Introduction: The development of single port RARP has introduced an entirely new robotic system that may affect human-system interactions in the operating room. These changes may affect surgeon, and surgical team, workload and performance. Therefore, we evaluated workload across surgical roles using the NASA-TLX survey to identify potential predictors of high workload for future performance improvement.
Methods: The main goal of this study was to compare the intraoperative workload and teamwork during robot-assisted radical prostatectomy using multi-port (da Vinci Xi) and single-port (da Vinci SP) robots. The self-reported workload for the surgeon and surgical team (surgical assistant, surgical technician, and circulating nurse) were all evaluated and the effects of time (learning curve) was also considered as a factor of interest in this study. The self-reported teamwork was collected from the surgeon and surgical teams.

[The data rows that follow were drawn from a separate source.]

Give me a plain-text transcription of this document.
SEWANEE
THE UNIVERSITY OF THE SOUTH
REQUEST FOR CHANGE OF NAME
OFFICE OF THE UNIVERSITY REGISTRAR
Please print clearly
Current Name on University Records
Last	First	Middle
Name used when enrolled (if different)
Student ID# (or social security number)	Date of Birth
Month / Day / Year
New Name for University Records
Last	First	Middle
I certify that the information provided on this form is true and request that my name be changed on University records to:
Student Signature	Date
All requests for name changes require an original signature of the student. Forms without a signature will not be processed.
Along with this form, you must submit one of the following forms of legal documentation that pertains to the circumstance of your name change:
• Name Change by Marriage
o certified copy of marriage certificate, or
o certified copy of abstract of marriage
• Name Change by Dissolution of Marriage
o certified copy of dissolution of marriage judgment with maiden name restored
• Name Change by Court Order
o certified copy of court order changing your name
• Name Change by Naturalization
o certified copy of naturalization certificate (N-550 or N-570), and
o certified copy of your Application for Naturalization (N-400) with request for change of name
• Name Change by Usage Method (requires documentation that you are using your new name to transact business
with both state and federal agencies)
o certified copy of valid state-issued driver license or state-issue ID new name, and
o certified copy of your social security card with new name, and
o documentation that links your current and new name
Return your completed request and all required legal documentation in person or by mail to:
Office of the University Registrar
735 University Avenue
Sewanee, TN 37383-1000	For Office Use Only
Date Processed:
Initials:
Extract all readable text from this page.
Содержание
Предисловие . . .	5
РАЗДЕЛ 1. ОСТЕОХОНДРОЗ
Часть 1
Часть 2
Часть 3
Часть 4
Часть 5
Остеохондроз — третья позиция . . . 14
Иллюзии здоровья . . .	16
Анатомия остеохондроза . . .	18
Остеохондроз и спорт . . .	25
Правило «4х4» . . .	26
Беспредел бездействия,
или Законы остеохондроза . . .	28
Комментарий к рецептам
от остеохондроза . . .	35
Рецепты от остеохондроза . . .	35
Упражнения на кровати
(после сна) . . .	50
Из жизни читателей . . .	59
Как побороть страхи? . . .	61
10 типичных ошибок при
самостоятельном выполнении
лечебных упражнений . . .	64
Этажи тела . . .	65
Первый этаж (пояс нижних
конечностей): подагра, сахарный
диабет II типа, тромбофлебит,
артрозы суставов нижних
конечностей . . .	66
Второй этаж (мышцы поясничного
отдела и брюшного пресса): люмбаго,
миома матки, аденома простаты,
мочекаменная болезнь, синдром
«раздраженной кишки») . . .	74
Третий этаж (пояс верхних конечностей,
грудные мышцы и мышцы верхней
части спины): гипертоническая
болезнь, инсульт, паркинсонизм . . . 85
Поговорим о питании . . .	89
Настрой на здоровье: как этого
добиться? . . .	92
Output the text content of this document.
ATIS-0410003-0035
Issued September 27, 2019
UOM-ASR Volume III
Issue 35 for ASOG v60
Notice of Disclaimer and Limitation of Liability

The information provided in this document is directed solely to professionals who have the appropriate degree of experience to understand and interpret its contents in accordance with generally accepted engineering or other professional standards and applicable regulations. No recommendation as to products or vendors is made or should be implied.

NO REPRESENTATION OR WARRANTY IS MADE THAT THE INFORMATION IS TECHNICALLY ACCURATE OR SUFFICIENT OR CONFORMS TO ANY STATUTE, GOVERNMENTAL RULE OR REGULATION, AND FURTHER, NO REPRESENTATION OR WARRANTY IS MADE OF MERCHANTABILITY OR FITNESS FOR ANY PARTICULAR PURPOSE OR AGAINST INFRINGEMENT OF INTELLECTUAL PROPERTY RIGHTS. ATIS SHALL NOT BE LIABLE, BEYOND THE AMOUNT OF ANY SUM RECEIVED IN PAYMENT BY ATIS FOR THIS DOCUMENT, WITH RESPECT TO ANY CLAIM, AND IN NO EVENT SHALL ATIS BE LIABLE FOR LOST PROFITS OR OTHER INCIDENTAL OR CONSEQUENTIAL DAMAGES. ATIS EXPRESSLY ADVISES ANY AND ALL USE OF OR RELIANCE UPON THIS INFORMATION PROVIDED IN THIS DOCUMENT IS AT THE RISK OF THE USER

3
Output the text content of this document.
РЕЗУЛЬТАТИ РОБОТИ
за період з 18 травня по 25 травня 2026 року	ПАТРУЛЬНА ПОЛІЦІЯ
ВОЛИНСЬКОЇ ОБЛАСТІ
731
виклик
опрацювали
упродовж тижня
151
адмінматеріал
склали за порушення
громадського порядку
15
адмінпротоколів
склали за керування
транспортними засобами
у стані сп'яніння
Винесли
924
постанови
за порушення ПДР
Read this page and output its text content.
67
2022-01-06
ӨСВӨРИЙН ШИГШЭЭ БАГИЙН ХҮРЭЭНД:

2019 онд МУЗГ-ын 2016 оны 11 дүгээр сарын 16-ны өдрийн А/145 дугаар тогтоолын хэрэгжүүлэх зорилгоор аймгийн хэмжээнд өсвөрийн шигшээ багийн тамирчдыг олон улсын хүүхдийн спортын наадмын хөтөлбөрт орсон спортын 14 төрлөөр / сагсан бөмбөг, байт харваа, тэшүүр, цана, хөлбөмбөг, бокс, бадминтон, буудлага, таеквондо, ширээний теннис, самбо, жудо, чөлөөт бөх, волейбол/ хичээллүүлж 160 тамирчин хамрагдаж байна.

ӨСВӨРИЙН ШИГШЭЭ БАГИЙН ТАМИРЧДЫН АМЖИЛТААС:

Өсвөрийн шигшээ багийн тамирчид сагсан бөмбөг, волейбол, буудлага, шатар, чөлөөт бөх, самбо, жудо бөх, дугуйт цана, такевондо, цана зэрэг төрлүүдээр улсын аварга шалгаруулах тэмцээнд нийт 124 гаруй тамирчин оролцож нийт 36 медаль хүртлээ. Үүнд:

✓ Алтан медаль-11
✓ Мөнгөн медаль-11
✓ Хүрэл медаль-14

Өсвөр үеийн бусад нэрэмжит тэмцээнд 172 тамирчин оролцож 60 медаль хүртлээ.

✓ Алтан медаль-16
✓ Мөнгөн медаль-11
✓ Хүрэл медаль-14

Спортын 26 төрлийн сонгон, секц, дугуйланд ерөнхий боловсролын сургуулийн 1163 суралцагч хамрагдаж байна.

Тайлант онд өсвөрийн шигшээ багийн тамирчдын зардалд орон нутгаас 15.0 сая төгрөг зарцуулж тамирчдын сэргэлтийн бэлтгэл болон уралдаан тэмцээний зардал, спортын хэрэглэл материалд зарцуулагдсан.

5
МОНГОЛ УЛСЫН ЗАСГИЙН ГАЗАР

Results: The data from 25 multi-port and 25 single-port RRPs revealed that overall, the NASA-TLX workload subscales were lower, and the teamwork subscales were higher for the multi-port RRPs compared to the single-port RRPs. There were learning effects especially for the surgeon, surgical technician, and circulating nurse through the 25 single-port RRPs. Additionally, it was revealed that the underlying reason for the significant differences between these two RRP surgical procedures could be other factors (e.g., robot design factors) in addition to the surgeon and surgical team’s experience.
Conclusions: In conclusion, single-port RARP led to higher workload subscales especially for the surgeon, surgical assistant and circulating nurse compared to multi-port RARP. Furthermore, workload as assessed by NASA-TLX, demonstrated evidence of a significant learning curve early in the development of the technique, which improved with additional experience. The sub scales that demonstrated the most significant impact included those in surgeon and surgical team temporal demand, effort, and fatigue. Future development in surgical robotics should consider the impact of workload of the surgeon and surgical team, particularly mental demand, frustration, and effort as these workload subscales were higher even after the initial 25 surgical procedures.